Старший лейтенант Садакадзи, с мечом атаковавший советские танки, стал воплощением дилеммы доктрины и организационной структуры, преследовавшей японцев. Скудость ресурсов и денежных средств требовала принятия организационной структуры легкой пехоты. Тактическая доктрина, дополняющая эту организационную структуру, появилась после десятилетий исследований и напряженных дискуссий. Решительно изменить тактическую доктрину Японской Императорской Армии означало, в сущности, лишить опоры японский дух — нематериальные факторы. Для японцев это было равнозначно отрицанию воинских ценностей. Вероятно, это могло быть осуществлено, и результатом — вероятно — могла стать армия хорошо вооруженная, но лишенная духа.

Поэтому не должно казаться странным, что основным уроком, который штабные офицеры японской армии извлекли из Номонганского конфликта, стала важность в бою нематериальных факторов, примером которых является исключительная храбрость японских солдат, защищавших свои позиции до конца. Будь то младший лейтенант Тахара, совершивший самоубийство, чтобы избежать плена, или капитан Цудзи, личным примером вдохновлявший своих измученных солдат продолжать атаковать противника в ожесточенном ночном бою, или сотни оставшихся неизвестными рядовых солдат, сражавшихся до смерти, невозможно было сразу отбросить обучение и доктрину, результатом которых были столь выдающиеся проявления воинской доблести.
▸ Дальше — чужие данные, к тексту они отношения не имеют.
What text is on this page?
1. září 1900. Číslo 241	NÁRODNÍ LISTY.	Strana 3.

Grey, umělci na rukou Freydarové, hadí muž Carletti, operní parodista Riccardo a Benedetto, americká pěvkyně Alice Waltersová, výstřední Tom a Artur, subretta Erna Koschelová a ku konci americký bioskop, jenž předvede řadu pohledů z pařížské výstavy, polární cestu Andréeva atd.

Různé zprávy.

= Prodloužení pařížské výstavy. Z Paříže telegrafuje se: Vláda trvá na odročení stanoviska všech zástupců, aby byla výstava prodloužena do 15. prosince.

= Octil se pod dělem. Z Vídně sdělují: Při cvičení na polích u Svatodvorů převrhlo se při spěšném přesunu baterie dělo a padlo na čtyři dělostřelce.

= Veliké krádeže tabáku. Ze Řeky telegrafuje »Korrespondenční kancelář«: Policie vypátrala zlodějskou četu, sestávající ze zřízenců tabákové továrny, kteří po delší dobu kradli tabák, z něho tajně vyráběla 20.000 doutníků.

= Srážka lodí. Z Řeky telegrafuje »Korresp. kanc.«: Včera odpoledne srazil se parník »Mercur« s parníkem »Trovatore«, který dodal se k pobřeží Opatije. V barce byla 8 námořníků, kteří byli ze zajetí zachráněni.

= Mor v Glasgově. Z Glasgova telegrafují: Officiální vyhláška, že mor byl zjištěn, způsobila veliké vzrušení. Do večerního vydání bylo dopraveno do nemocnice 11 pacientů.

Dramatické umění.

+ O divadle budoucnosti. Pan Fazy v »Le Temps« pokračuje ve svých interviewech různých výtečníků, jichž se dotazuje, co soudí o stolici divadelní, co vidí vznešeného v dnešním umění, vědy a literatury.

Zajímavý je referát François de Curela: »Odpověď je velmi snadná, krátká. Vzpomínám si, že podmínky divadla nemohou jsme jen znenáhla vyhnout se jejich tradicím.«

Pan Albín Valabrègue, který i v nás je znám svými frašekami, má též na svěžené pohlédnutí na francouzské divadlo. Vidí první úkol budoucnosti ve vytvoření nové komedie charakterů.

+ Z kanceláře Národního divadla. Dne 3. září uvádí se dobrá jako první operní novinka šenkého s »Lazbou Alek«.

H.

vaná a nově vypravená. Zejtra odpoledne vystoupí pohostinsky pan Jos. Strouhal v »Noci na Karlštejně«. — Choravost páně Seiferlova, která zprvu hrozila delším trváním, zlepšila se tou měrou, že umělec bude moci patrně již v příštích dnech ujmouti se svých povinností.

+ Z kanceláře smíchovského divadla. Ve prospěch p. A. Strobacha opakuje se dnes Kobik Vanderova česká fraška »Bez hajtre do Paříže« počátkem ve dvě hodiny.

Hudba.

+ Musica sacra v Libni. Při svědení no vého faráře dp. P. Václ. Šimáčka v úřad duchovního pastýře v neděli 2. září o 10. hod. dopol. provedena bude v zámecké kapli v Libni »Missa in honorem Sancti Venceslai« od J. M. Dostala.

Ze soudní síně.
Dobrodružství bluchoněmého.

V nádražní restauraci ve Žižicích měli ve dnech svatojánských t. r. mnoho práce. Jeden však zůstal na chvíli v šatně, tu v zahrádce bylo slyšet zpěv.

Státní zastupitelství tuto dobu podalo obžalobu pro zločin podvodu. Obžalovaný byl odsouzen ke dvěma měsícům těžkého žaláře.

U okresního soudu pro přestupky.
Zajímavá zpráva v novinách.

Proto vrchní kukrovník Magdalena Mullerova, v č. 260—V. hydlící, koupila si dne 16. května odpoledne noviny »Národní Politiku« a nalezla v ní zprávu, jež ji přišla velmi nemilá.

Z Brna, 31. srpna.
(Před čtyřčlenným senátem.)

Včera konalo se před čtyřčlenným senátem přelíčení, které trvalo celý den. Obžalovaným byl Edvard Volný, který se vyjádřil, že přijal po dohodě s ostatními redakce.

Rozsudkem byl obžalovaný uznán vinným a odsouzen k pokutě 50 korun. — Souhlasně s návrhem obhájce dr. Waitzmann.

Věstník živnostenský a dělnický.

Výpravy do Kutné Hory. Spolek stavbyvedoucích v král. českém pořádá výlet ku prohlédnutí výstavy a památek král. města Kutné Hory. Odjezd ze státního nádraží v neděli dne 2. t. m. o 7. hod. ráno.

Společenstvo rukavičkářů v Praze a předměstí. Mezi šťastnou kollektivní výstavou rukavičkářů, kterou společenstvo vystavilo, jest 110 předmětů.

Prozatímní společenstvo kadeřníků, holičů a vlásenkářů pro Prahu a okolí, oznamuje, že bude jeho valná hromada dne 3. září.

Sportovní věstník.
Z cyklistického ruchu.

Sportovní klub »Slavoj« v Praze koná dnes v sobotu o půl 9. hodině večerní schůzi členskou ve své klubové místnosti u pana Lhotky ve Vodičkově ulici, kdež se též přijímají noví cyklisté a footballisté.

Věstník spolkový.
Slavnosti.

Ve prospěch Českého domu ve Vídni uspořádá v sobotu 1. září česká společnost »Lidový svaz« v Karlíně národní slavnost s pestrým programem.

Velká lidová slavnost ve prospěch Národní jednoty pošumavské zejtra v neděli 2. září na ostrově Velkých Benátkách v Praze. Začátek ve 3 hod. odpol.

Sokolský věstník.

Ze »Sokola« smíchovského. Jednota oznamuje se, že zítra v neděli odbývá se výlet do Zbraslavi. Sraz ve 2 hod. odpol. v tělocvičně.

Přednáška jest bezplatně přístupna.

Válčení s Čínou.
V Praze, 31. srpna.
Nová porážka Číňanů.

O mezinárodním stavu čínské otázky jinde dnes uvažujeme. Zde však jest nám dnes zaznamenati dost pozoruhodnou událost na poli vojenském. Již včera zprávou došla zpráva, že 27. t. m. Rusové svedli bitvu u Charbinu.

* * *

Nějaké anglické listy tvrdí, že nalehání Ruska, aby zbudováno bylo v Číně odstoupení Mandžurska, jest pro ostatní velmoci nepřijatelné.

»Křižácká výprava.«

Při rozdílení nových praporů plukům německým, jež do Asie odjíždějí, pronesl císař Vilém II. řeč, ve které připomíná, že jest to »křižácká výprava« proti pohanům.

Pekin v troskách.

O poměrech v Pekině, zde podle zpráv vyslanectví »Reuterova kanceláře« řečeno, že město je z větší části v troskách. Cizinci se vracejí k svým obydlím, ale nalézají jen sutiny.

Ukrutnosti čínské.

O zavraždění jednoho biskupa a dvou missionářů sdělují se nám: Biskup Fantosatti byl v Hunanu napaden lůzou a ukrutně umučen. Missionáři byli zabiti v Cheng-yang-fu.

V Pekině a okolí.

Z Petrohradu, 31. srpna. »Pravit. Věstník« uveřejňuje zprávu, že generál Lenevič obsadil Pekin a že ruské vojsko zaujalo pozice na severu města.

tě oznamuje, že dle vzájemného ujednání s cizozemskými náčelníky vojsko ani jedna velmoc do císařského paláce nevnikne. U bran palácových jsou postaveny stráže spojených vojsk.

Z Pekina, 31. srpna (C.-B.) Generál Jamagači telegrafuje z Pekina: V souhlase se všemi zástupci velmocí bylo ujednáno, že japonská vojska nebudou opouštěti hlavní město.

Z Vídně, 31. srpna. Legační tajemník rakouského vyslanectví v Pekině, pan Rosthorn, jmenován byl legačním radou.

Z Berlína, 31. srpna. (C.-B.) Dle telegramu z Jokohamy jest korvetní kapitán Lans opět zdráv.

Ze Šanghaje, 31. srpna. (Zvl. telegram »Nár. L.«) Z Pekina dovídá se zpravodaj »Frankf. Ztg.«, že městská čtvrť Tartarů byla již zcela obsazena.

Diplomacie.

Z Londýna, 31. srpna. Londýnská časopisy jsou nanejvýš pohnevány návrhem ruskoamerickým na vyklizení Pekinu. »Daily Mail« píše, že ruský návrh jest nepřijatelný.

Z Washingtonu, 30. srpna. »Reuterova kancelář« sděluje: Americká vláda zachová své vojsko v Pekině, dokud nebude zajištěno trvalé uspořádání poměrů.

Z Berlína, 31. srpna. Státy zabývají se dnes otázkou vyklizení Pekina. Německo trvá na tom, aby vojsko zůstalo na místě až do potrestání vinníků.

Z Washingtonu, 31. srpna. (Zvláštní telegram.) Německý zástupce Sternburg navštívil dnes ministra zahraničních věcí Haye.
В Японской Императорской Армии по–прежнему преобладала пехота. Ей всегда не хватало бронетехники, потому что достаточное количество танков было японской армии просто не по средствам. Приняв свою основную организационную структуру (которая была принята за три года до Номонгана) японская армия так и не пришла к решению вопроса продуманного баланса между традиционными воинскими ценностями и современным оружием.

Несмотря на многочисленные обсуждения и исследования причин неудачи кампании в войсках и штабах, главным выводом, сделанным японской армией было то, что важнейшим уроком Номонгана стало блестящее проявление традиционной японской духовной силы как важного фактора современной войны. Естественно, следовало усилить огневую мощь, чтобы дополнить духовную силу, но важнейшим залогом успеха в бою японцы продолжали считать нематериальные факторы. Как пехотинцы японские солдаты были превосходны, но как солдаты, сражавшиеся в современной войне, они были анахронизмом, что, в конечном счете, продемонстрировала война на Тихом Океане.